Assault, theft, fraud.

Summary Offences Act:

Disorderly behavior, and threatening behavior.

Misuse of Drugs Act:

Possession, importation or supply of drugs.

There are also charges laid under other Acts if they relate to a particular type of offending – e.g. domestic violence or benefit fraud.

I have successfully defended cases or negotiated positive outcomes in 1000’s of cases across this spectrum.

I do not undertake legal aid cases. If you would like to discuss hiring me for your case please get in touch for a free consultation.  If possible please have paperwork handy.

I've been charged

If you have been charged with a criminal offence you have several options for legal representation.

When you go to court a Duty Lawyer will be available at no charge. They are only able to assist with minor cases.

You may be eligible for Legal Aid. For most cases you cannot choose your own lawyer on legal aid. As such I cannot undertake your case on Legal Aid.

You may also speak with your local community law centre.

If you are seeking professional private representation please call me to discuss your case. There is no charge for this consultation.

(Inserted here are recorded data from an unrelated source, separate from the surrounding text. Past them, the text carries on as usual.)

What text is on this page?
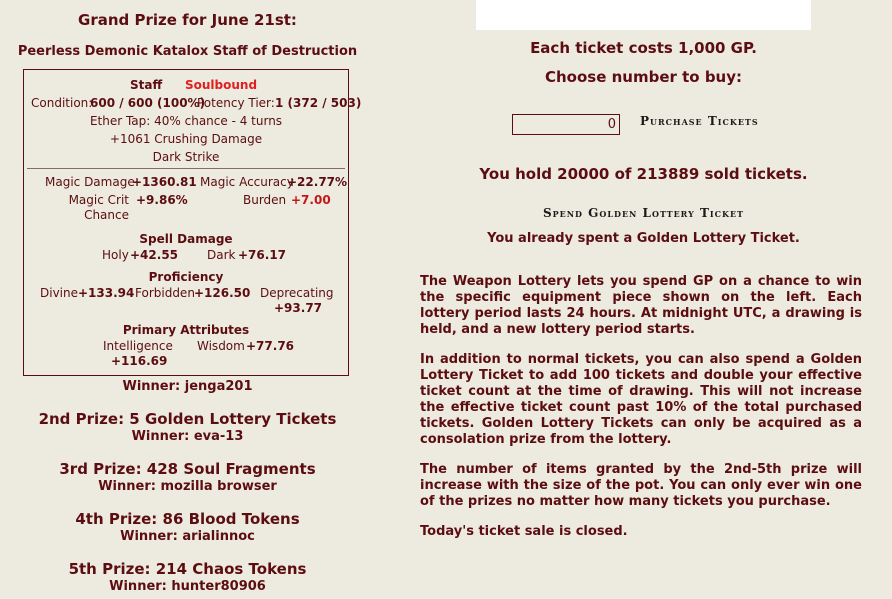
Grand Prize for June 21st:
Peerless Demonic Katalox Staff of Destruction
Staff Soulbound
Condition:
600 / 600 (100%)
Potency Tier: 1 (372 / 503)
Ether Tap: 40% chance - 4 turns
+1061 Crushing Damage
Dark Strike
Magic Damage
+1360.81 Magic Accuracy
+22.77%
Magic Crit
Chance
+9.86%	Burden +7.00
Spell Damage
Holy +42.55 Dark +76.17
Proficiency
Divine +133.94 Forbidden +126.50 Deprecating
+93.77
Primary Attributes
Intelligence
+116.69
Wisdom +77.76
Winner: jenga201
2nd Prize: 5 Golden Lottery Tickets
Winner: eva-13
3rd Prize: 428 Soul Fragments
Winner: mozilla browser
4th Prize: 86 Blood Tokens
Winner: arialinnoc
5th Prize: 214 Chaos Tokens
Winner: hunter80906
Each ticket costs 1,000 GP.
Choose number to buy:
0
Purchase Tickets
You hold 20000 of 213889 sold tickets.
Spend Golden Lottery Ticket
You already spent a Golden Lottery Ticket.

The Weapon Lottery lets you spend GP on a chance to win the specific equipment piece shown on the left. Each lottery period lasts 24 hours. At midnight UTC, a drawing is held, and a new lottery period starts.

In addition to normal tickets, you can also spend a Golden Lottery Ticket to add 100 tickets and double your effective ticket count at the time of drawing. This will not increase the effective ticket count past 10% of the total purchased tickets. Golden Lottery Tickets can only be acquired as a consolation prize from the lottery.

The number of items granted by the 2nd-5th prize will increase with the size of the pot. You can only ever win one of the prizes no matter how many tickets you purchase.

Today's ticket sale is closed.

If you have been charged with an offence you may be taken to the police station to be processed.

The police may grant you bail from the police station. This is not like on US television – you don’t need to come up with money to get out.

There may be some conditions on you e.g. not to contact certain people or live in a certain place.

When you go to court the police bail bond becomes void. The Court may impose new conditions.

You are required to sign a bail bond. Many courts put you in custody to do so.

I always recommend clients to carry their bail bond on their person 24/7. If there is any dispute with police – and I’ve had many instances of the police computer saying something different to what I know the case to be, having the bail bond handy may keep you out of jail for the night.

Bail conditions are often agreed with the prosecution prior to appearing before the Court. However a magistrate or Judge has the right to add other conditions.

If you are refused bail or dispute the conditions you have a right to appeal and go to the High Court.

If you are refused bail you may apply for electronic bail. This involves you having a bracelet around your ankle and be monitored.

I have successfully obtained bail for clients with opposed bail in the District Court and High Court.


If you lose your case and are convicted and sentenced you have the option to appeal within 28 days.

Appeals can against conviction – e.g. that you should not have lost the case, or they can be against sentence – e.g. the sentence was too harsh.

I have successfully won appeals against conviction and sentences at the High Court (Whangarei, Auckland, and Tauranga).

If you would like to discuss appeal options please contact me.

Keeping a clean record

If you have been charged with a criminal offence you are at risk of having a conviction entered against your name.

There are 3 main ways to avoid a conviction:

  1. Win the case (not guilty or the charge withdrawn)
  2. Be granted diversion
  3. Be discharged without conviction

These options depend on the strength of evidence against you, the seriousness of the charge, and your personal circumstances.


Diversion is a scheme run by the Police.

It is entirely at their discretion and as such they have no obligation to grant you diversion and you have no right to receive it.

It is intended to keep charges off the criminal records of first offenders.

It is usually offered to first offenders if the charge is relatively minor, for instance shoplifting.

I have successfully obtained diversion for clients who have had diversion before and even clients who already have a record.

The process usually involves an interview with a diversion Sergeant at which point you express remorse and satisfy the Officer that you have learned your lesson.

There are usually some steps to take such as a letter of apology or payment of reparation.

If you have been declined diversion there are steps that can be taken.

Feel free to contact me if you have issues with your diversion.

Discharge without conviction

A discharge without conviction means the conviction is not entered on your record.

It is technically possible to receive a discharge without conviction on any charge, though the more serious the charge the harder it is.

The basic test is – do the direct and indirect consequences of the conviction outweigh the seriousness of the offence.

Evidence must be provided to give weight to any claims – e.g. simply stating it will affect work, travel, life etc.. is rarely sufficient and supporting documentation is required.

I have successfully represented clients on discharges without conviction on a range of cases including assault, drugs, drink driving and many other charges.

If you would like to discuss your case please contact me and have paperwork on hand if possible.

Not guilty

If you want to defend your charge you plead not guilty.

The usual process then is to try to have the charge withdrawn by police prior to the hearing and there is usually a specific court event for these negotiations.

If that fails then you will appear before a Judge along with the witnesses.

If you win then no conviction is entered against your name.

If you lose – the sentence you receive will be more severe than if you plead guilty earlier.

I’ve successfully defended charges across the spectrum of criminal cases from domestics to possession of weapons and interfering with motor vehicles.